A COLIGAÇÃO PSD-PP-PR E A CASSETE DE BELÉM
Março 11, 2015
J.J. Faria Santos
Nas jornadas parlamentares do PSD, comentando as notícias acerca do seu incumprimento em relação às obrigações perante a Segurança Social, Pedro Passos Coelho qualificou-as de “chicana política”, aludiu ao “desespero” de certos quadrantes políticos e acusou-os de terem pouco a oferecer. Alguns dias depois, referindo-se ao mesmo assunto, Cavaco Silva afirmou: “Um Presidente da República de bom senso deve deixar aos partidos as suas controvérsias político-partidárias que já cheiram a campanha eleitoral”. Eis um cristalino exemplo de cooperação institucional. Ou será cumplicidade política?
Na mesma semana em que Miguel Sousa Tavares escreveu no Expresso, sobre Cavaco Silva, que “se fica longas temporadas invisíveis ou em silêncio (o que o país agradece), revela a sua absoluta irrelevância, conquistada por exclusivo mérito próprio; se resolve mostrar-se e abrir a boca, cai-lhe irremediavelmente em cima a irritação e o desprezo de um povo que já não o suporta…”; e que Vasco Pulido Valente se referia a ele, no Público, como um político “agora tão retirado que o boato da sua prematura morte já corre pela província”, o Presidente da República decidiu fazer prova de vida. Disse que não era “comentador político” mas comentou no sentido de ratificar a tese do primeiro-ministro. Disse que tem “muita experiência para saber distinguir entre aquilo que são jogadas político-partidárias e o que são outras explicações”, e ficamos sem perceber se o seu próprio comentário era uma explicação ou uma jogada político-partidária. É que ele tem experiência… E voltou à ladainha da necessidade de evitar “crispações”, a sua cassete, cuja efeito, por mais mitigado que fosse, só se manifestaria se ele tivesse preservado a sua independência e a sua autoridade.
É um pouco surpreendente este desinteresse de Cavaco Silva pela Segurança Social. Longe vai o tempo em que, preocupado com o excesso de funcionários públicos, lamentava não poder reformá-los devido ao efeito negativo nas receitas da CGA e do IRS, pelo que, dizia então, “só resta esperar que acabem por morrer”. Mais recentemente, em 2011, revelava que a reforma da mulher não chegava “a 800 euros por mês”, o que a tornava dependente dele. Um ano depois, mostrava-se sabedor da quantia mensal que iria receber da CGA, após quarenta anos de desconto como professor universitário e investigador da Fundação Calouste Gulbenkian: “irei receber 1300 euros por mês”. Na altura, não sabia ainda quanto iria receber do fundo de pensões do Banco de Portugal, mas tudo somado “quase de certeza” que não chegaria para as suas despesas.

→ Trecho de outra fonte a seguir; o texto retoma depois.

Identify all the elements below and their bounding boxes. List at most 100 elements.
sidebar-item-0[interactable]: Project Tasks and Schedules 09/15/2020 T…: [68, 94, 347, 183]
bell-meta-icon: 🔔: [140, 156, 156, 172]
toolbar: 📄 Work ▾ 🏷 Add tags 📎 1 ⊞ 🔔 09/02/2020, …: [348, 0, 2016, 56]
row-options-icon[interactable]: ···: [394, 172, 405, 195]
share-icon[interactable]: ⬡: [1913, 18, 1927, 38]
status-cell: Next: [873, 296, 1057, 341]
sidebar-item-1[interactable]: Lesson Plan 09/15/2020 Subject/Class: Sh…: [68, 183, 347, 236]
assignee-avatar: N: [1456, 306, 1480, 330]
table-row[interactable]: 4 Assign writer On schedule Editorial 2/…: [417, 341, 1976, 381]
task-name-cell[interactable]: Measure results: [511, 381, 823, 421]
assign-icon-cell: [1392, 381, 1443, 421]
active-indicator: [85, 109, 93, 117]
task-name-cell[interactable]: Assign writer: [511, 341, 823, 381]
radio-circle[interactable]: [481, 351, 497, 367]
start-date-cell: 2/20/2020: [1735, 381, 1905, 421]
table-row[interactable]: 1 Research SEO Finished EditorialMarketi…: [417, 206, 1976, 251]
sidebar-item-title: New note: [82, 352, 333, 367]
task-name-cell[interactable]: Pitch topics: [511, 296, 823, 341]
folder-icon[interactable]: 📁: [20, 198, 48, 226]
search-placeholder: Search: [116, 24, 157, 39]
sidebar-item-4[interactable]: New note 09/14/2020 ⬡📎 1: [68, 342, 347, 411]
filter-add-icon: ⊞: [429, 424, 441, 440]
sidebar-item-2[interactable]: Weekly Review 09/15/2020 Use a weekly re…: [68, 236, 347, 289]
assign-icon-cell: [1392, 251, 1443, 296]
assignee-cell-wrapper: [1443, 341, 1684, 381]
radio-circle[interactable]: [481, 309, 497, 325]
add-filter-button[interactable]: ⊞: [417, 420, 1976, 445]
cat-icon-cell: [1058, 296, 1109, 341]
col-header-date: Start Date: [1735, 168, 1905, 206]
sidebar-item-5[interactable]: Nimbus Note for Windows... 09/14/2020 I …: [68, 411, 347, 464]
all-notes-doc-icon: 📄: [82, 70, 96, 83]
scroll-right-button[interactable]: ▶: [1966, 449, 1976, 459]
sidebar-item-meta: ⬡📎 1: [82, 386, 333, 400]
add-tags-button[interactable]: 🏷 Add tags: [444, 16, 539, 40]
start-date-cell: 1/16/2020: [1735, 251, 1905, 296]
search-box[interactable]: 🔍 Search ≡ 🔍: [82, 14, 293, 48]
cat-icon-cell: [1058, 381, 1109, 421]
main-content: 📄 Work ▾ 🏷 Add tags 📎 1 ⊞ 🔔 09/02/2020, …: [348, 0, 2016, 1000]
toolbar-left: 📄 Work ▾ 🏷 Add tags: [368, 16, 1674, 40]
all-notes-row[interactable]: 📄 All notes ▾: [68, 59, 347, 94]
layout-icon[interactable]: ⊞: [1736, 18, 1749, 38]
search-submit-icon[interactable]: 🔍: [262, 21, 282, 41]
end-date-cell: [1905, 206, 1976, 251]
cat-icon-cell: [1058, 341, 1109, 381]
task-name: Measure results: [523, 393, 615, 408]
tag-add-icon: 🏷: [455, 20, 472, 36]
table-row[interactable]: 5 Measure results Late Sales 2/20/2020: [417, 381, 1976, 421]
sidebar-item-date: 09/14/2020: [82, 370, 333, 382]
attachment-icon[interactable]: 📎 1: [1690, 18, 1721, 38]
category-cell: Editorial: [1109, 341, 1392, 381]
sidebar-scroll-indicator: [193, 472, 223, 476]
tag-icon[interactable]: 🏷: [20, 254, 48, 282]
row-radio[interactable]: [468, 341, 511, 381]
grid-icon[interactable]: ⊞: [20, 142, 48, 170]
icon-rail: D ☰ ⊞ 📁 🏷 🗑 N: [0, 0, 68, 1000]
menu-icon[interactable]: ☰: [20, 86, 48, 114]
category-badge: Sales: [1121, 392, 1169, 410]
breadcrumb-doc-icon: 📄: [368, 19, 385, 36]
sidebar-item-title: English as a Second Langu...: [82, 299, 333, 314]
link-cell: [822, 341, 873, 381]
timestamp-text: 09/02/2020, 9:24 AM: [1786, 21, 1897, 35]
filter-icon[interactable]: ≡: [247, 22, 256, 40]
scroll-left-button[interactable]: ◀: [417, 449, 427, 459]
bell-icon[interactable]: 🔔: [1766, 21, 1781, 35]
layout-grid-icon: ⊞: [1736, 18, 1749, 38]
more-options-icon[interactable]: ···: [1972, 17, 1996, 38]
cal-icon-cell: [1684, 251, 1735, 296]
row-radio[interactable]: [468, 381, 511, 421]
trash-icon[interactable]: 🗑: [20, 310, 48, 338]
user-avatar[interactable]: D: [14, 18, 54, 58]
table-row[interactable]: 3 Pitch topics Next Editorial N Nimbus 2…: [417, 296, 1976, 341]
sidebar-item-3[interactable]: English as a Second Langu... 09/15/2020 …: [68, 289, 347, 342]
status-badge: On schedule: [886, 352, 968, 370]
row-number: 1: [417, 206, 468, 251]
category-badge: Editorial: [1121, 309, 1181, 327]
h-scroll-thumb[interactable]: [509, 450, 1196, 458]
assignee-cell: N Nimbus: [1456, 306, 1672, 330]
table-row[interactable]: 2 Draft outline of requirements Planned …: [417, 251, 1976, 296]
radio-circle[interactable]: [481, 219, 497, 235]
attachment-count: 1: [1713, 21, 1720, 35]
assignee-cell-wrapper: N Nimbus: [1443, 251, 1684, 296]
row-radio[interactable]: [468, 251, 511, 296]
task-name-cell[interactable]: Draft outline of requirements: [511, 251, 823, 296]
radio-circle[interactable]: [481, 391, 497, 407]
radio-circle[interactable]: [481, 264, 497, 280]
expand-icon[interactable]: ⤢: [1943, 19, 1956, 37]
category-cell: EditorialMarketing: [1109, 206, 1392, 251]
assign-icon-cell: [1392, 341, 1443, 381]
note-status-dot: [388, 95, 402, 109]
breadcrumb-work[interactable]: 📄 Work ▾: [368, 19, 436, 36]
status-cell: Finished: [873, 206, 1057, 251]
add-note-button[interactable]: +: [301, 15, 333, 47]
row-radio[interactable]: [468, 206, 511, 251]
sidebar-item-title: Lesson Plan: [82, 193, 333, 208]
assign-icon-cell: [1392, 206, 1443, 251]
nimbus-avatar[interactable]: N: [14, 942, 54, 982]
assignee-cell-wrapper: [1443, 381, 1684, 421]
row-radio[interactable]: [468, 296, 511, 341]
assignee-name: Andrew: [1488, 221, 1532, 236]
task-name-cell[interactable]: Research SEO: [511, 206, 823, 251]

Sendo a Segurança Social portuguesa financiada pelo método da repartição, com as despesas correntes com as pensões a serem financiadas pelas contribuições, o que significa que cada beneficiário constrói a sua carreira contributiva ao mesmo tempo que financia as pensões em pagamento, seria de esperar que o Presidente da República fosse sensível à liquidação atempada e na íntegra das contribuições para a Segurança Social. Ainda para mais quando esta enfrenta os desafios colocados pela demografia, pelo aumento da esperança de vida e pelo baixo crescimento económico.
Os americanos usam frequentemente a expressão lame duck para qualificar os eleitos em fim de mandato ou com um desempenho abaixo das expectativas. Segundo um artigo de Megan Garber no site da The Atlantic, o qualificativo foi pela primeira vez usado enquanto “epíteto presidencial” para qualificar a acção de Calvin Coolidge e a sua origem remonta a uma declaração de Lincoln. O nosso “pato coxo” arrasta-se penosamente entre silêncios inconcebíveis e declarações desastradas. Mais que lame duck, ele é um sitting duck, vulnerável perante disparos de todas as direcções menos duma. Já não é possível ajudá-lo “a acabar o mandato com dignidade”.